Alors que l'actuel président, Dominique Sizes, a assuré ne pas vouloir se présenter à sa propre succession, un seul nom revient pour le moment régulièrement dans les propos des courtiers présents lors du congrès national, celui d'Alain Morichon, actuel président délégué de la CSCA, et président du Sfac et de l'Orias.

Ce programme structurel étant en bonne voie, l'heure de l'attractivité et de la représentativité doit aussi arriver. Tout du moins, c'est le souhait de Dominique Sizes. « Ce chantier d'unification a aussi pour but de rendre notre organisation plus lisible, attractive et opérationnelle », explique-t-il. Comptant aujourd'hui près de 1 000 cabinets de courtage cotisants, la CSCA voudrait très vite voir ce nombre tripler. Tel est l'objectif des commissions adhésion, nouveaux services et cotisations. Par ailleurs, voulant s'adresser de plus en plus aux courtiers de proximité, c'est-à-dire réalisant moins de 500 000 € de chiffre d'affaires, la chambre syndicale compte bien innover. « Nous voulons proposer des formations de vente et de marketing accessibles, en mettant notamment en place des modules d'e-learning », explique Dominique Sizes, qui revient également sur l'apport de l'extranet EDI-Courtage 2.0. « Cet outil permettra à ses utilisateurs d'effectuer une seule saisie.
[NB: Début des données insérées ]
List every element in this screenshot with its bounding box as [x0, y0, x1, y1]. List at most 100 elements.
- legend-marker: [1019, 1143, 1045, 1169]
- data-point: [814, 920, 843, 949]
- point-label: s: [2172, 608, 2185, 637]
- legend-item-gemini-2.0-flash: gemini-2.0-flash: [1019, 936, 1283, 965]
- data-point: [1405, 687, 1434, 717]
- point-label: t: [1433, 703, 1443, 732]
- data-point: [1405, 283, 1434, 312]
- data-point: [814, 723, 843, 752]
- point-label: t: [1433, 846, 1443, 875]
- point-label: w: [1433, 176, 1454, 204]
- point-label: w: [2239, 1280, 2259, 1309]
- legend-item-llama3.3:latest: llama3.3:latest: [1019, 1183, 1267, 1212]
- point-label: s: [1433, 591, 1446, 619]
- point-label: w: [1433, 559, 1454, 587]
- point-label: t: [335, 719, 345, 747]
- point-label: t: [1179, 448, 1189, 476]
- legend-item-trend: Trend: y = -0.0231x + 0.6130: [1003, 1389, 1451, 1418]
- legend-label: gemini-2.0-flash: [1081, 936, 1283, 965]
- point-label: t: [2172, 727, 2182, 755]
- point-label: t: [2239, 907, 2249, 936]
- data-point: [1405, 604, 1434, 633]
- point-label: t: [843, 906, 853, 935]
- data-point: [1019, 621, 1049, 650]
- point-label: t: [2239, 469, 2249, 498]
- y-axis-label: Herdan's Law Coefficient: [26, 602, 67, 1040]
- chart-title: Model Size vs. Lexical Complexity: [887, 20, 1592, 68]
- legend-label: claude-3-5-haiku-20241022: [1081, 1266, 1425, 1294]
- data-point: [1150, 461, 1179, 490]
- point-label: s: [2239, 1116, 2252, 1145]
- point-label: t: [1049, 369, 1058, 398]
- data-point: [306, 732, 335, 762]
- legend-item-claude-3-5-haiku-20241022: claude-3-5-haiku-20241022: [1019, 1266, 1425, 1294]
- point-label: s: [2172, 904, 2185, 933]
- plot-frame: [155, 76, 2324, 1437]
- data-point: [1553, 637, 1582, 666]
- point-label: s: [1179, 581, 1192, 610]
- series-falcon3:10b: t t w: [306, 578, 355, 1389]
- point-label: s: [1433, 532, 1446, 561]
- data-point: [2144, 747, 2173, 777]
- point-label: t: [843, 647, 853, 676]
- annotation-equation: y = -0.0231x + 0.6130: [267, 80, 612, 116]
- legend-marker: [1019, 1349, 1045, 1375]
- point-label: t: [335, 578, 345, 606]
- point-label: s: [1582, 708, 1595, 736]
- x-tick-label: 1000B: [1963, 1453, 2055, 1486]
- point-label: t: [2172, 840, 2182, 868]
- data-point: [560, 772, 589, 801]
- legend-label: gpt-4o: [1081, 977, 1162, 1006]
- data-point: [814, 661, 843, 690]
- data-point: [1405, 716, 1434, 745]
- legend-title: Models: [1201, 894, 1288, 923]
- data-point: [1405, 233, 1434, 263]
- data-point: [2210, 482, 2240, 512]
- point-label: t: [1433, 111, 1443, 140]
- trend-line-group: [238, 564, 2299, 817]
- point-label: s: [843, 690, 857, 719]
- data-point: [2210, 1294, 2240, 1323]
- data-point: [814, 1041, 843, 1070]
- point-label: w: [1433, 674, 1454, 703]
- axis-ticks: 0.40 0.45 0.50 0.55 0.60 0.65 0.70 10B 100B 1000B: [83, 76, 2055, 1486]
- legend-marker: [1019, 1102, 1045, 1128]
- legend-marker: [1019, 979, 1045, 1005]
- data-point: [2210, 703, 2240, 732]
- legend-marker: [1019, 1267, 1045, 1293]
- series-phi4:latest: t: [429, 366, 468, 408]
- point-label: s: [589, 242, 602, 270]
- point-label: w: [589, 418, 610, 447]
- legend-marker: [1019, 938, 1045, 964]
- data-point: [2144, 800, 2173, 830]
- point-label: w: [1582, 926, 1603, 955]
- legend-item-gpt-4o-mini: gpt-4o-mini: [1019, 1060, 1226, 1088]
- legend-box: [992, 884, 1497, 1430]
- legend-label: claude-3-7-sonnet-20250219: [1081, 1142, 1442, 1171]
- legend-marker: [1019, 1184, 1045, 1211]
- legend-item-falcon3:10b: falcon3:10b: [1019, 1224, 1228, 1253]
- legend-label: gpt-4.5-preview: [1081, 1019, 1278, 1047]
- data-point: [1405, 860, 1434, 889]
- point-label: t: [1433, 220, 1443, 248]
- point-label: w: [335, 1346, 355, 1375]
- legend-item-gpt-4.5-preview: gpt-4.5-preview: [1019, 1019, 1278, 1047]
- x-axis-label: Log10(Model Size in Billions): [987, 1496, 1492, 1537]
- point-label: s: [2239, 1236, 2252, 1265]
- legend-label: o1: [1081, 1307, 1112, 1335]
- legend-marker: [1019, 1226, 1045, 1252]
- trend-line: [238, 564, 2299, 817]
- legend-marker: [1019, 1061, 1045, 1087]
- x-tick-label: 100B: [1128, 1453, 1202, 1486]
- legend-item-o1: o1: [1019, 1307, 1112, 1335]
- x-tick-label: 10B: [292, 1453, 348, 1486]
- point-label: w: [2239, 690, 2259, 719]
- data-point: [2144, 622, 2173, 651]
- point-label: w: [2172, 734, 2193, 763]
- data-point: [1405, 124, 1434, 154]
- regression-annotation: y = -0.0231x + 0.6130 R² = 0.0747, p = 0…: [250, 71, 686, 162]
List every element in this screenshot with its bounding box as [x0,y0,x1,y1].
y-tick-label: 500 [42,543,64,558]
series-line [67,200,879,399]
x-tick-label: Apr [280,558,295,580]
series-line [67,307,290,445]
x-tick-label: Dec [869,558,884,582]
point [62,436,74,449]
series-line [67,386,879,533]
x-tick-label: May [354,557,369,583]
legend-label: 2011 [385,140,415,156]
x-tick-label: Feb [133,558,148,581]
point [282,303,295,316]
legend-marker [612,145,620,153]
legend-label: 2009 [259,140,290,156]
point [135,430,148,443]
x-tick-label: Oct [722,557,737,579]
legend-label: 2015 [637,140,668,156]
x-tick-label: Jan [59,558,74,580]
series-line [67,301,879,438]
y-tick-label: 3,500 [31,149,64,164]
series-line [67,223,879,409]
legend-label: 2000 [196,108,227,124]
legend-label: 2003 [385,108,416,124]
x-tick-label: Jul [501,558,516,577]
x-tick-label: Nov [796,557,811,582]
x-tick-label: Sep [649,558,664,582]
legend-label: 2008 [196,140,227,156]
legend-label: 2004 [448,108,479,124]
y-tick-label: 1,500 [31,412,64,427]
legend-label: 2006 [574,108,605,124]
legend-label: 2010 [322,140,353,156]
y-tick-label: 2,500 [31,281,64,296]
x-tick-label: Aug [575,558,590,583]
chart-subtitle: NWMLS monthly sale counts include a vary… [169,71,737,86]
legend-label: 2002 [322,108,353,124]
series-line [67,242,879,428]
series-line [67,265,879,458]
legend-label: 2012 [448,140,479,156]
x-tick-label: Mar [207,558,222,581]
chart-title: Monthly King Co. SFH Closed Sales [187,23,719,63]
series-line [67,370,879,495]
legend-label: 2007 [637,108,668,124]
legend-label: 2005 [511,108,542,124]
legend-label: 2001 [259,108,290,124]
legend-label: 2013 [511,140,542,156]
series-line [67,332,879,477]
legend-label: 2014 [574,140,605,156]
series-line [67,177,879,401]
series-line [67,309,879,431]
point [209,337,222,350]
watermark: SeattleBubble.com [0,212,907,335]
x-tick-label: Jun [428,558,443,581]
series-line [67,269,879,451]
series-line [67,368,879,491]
Comme c'est un service payant, une fois notre investissement remboursé, nous pourrons utiliser les bénéfices pour jouer sur le niveau des cotisations », continue-t-il. Car le nerf de la guerre se situe bien là. En effet, jusqu'à présent, les cotisations étaient réparties à 60% pour les syndicats et à 40% pour la CSCA, ce qui n'offrait pas à la chambre les fonds nécessaires pour mener à bien les nombreux chantiers de modernisation.

Rénover l'ensemble de la communication

Désormais, avec une « utilisation intelligente des fonds », comme se plaît à le dire Dominique Sizes, de nombreux projets devraient pouvoir aboutir. La communication en est un, qui se décline en trois thèmes : le congrès annuel, la Revue du courtage et le site Internet. Le premier va être ramené sur une seule journée, alors que la seconde pourrait bien muer afin de regrouper l'ensemble des publications régionales existantes. Enfin, aux dires mêmes du président, « le site actuel, construit en pelure d'oignon, est difficile d'accès. Il nécessite une refonte en profondeur ».

Ainsi les quatre chantiers cardinaux de la CSCA pour les mois à venir se résument en quatre mots : organisation, communication, cotisation et services. Quatre chantiers fondateurs d'un syndicat réunifié dès 2014.